Знал ли об этом сам Мехмед? Валиде и в этом не сомневалась. Сама она ни слова худого не сказала сыну о невестках – и отчетливо понимала: султана подобная сдержанность матери радует куда сильнее, чем злобные выпады Хандан-султан и Халиме-султан. Им не хватало мудрости, не хватало достойных соперниц, чтобы закалиться в борьбе. И удачи, чего уж там, тоже не хватало.
Зато хватало ума понять, что их будущее – в детях. И что при власти впоследствии останется лишь одна из двоих.
Ум – но не мудрость. Страх вместо влияния. И злоба на весь мир, постоянно подпитываемая этим страхом.
Нет, валиде не могла винить Хандан-султан. Один Аллах ведает, смогла бы сама Сафие в таком нежном возрасте выдержать все, что выпало на ее долю, без помощи Нурбану-султан. А ведь Хандан выживала без поддержки, и все скорпионы под кроватью были ее, и только ее. Никто другой их не отгонял. Сколько раз они ее ужалили?

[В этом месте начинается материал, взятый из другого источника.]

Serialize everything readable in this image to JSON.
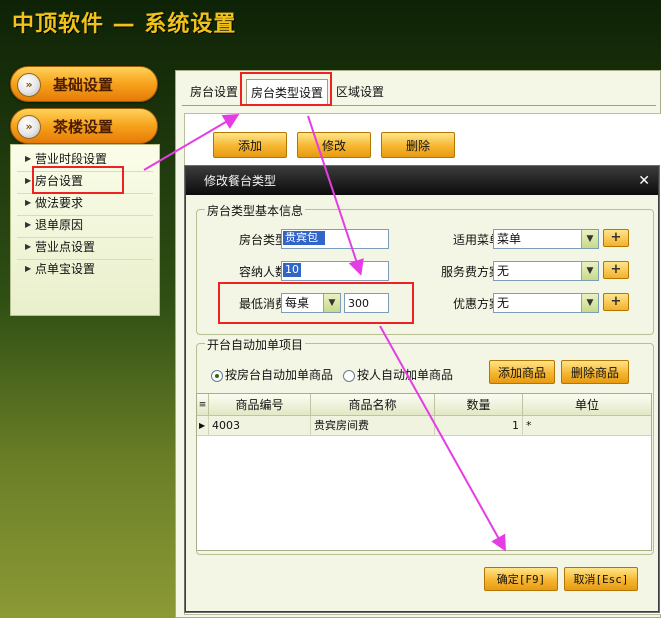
{
  "app": {
    "title": "中顶软件 — 系统设置"
  },
  "sidebar": {
    "basic_label": "基础设置",
    "tea_label": "茶楼设置",
    "items": [
      {
        "label": "营业时段设置"
      },
      {
        "label": "房台设置"
      },
      {
        "label": "做法要求"
      },
      {
        "label": "退单原因"
      },
      {
        "label": "营业点设置"
      },
      {
        "label": "点单宝设置"
      }
    ]
  },
  "tabs": [
    {
      "label": "房台设置"
    },
    {
      "label": "房台类型设置"
    },
    {
      "label": "区域设置"
    }
  ],
  "toolbar": {
    "add": "添加",
    "edit": "修改",
    "delete": "删除"
  },
  "dialog": {
    "title": "修改餐台类型",
    "close_glyph": "✕",
    "basic_group": "房台类型基本信息",
    "fields": {
      "room_type_label": "房台类型",
      "room_type_value": "贵宾包",
      "capacity_label": "容纳人数",
      "capacity_value": "10",
      "min_spend_label": "最低消费",
      "min_spend_unit": "每桌",
      "min_spend_value": "300",
      "menu_label": "适用菜单",
      "menu_value": "菜单",
      "service_label": "服务费方案",
      "service_value": "无",
      "discount_label": "优惠方案",
      "discount_value": "无",
      "plus": "+"
    },
    "auto_group": "开台自动加单项目",
    "radio_by_room": "按房台自动加单商品",
    "radio_by_person": "按人自动加单商品",
    "add_goods": "添加商品",
    "delete_goods": "删除商品",
    "grid": {
      "columns": [
        "商品编号",
        "商品名称",
        "数量",
        "单位"
      ],
      "rows": [
        {
          "code": "4003",
          "name": "贵宾房间费",
          "qty": "1",
          "unit": "*"
        }
      ]
    },
    "ok": "确定[F9]",
    "cancel": "取消[Esc]"
  },
  "colors": {
    "accent_orange": "#f7a21b",
    "highlight_red": "#ee2222",
    "arrow_magenta": "#e63ce6"
  }
}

Вот только помешать своим планам Сафие тоже позволить не могла. А значит, Хандан-султан придется осадить – и чем жестче, тем лучше.

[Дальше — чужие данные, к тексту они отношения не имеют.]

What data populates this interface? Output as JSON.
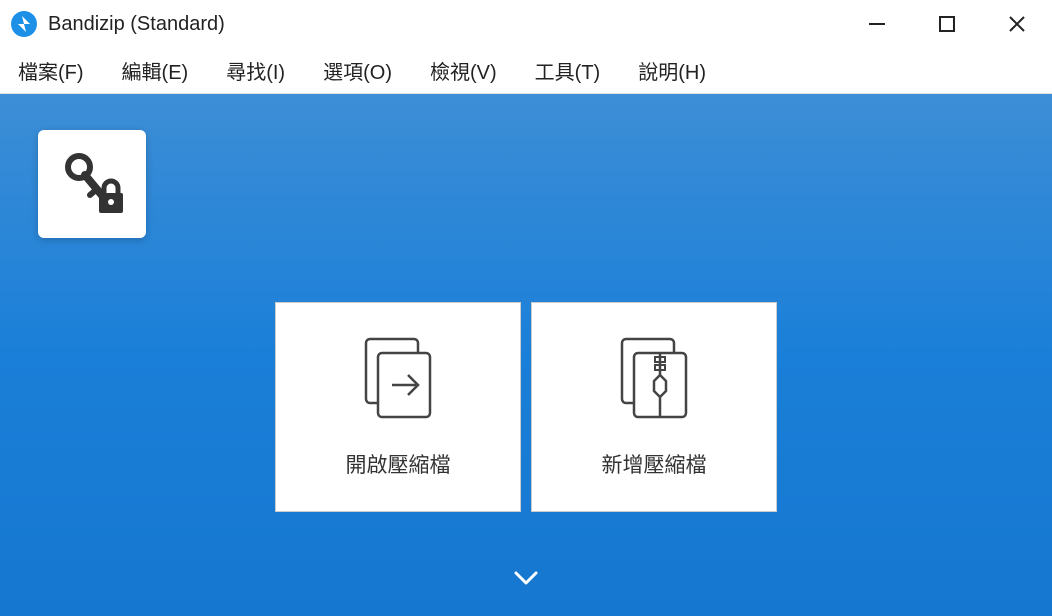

– Твой сын, говоришь? – Валиде не сочла нужным комментировать все остальное, выделив интонациями самое главное, то, что Хандан-султан, возможно, и от себя прятала, не давая проявиться даже в мыслях. – Это ты моего внука Ахмеда имеешь в виду? Хороший мальчик, честный и смелый. Ты его таким воспитала?
Как всегда, каждое слово валиде попадало в цель. И о внуке, и о том, что Ахмед не похож ни на мать, ни, честно скажем, на отца… Нет, сама валиде не сомневалась, чей Ахмед сын. И лично следила за Хандан-султан, и отчеты евнухов получала. Да и на предков своих Ахмед похож необыкновенно. Он – потомок Османов, истинный потомок, не чета собственному сыну валиде. В истории такое уже бывало, кровь Османов сильна. Так что валиде верила в происхождение Ахмеда. Но слухи по дворцу все-таки гуляли.

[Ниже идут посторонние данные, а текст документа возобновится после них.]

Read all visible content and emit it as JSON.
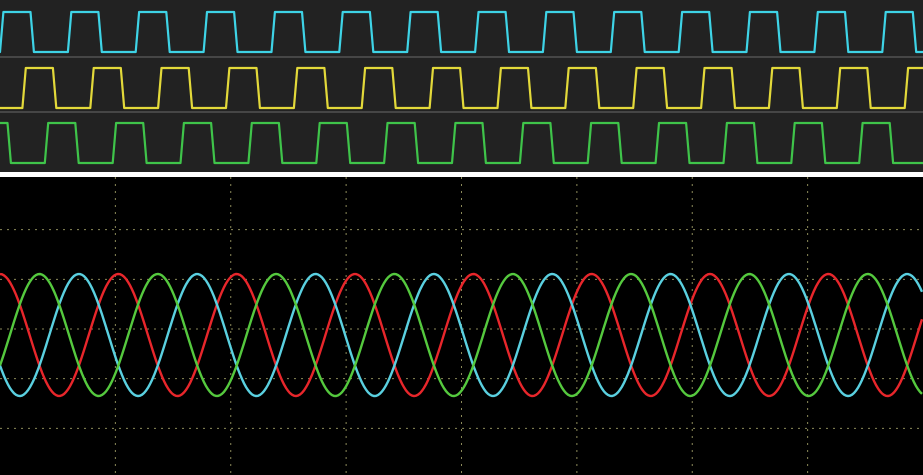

Что ничего не означало, поскольку слухи эти касались не только происхождения Ахмеда. Да чего там говорить – сама Сафие в свое время с замиранием сердца слушала о кровавом отпечатке ладони Ибрагима-паши, о проклятии, насланном роксоланкой Хюррем, и о проклятии, насланном потомками шахзаде Мустафы на потомков роксоланки (впоследствии, дескать, это проклятье поразило шахзаде Баязида). История о неверности Хандан-султан была где-то в одном ряду с этими байками.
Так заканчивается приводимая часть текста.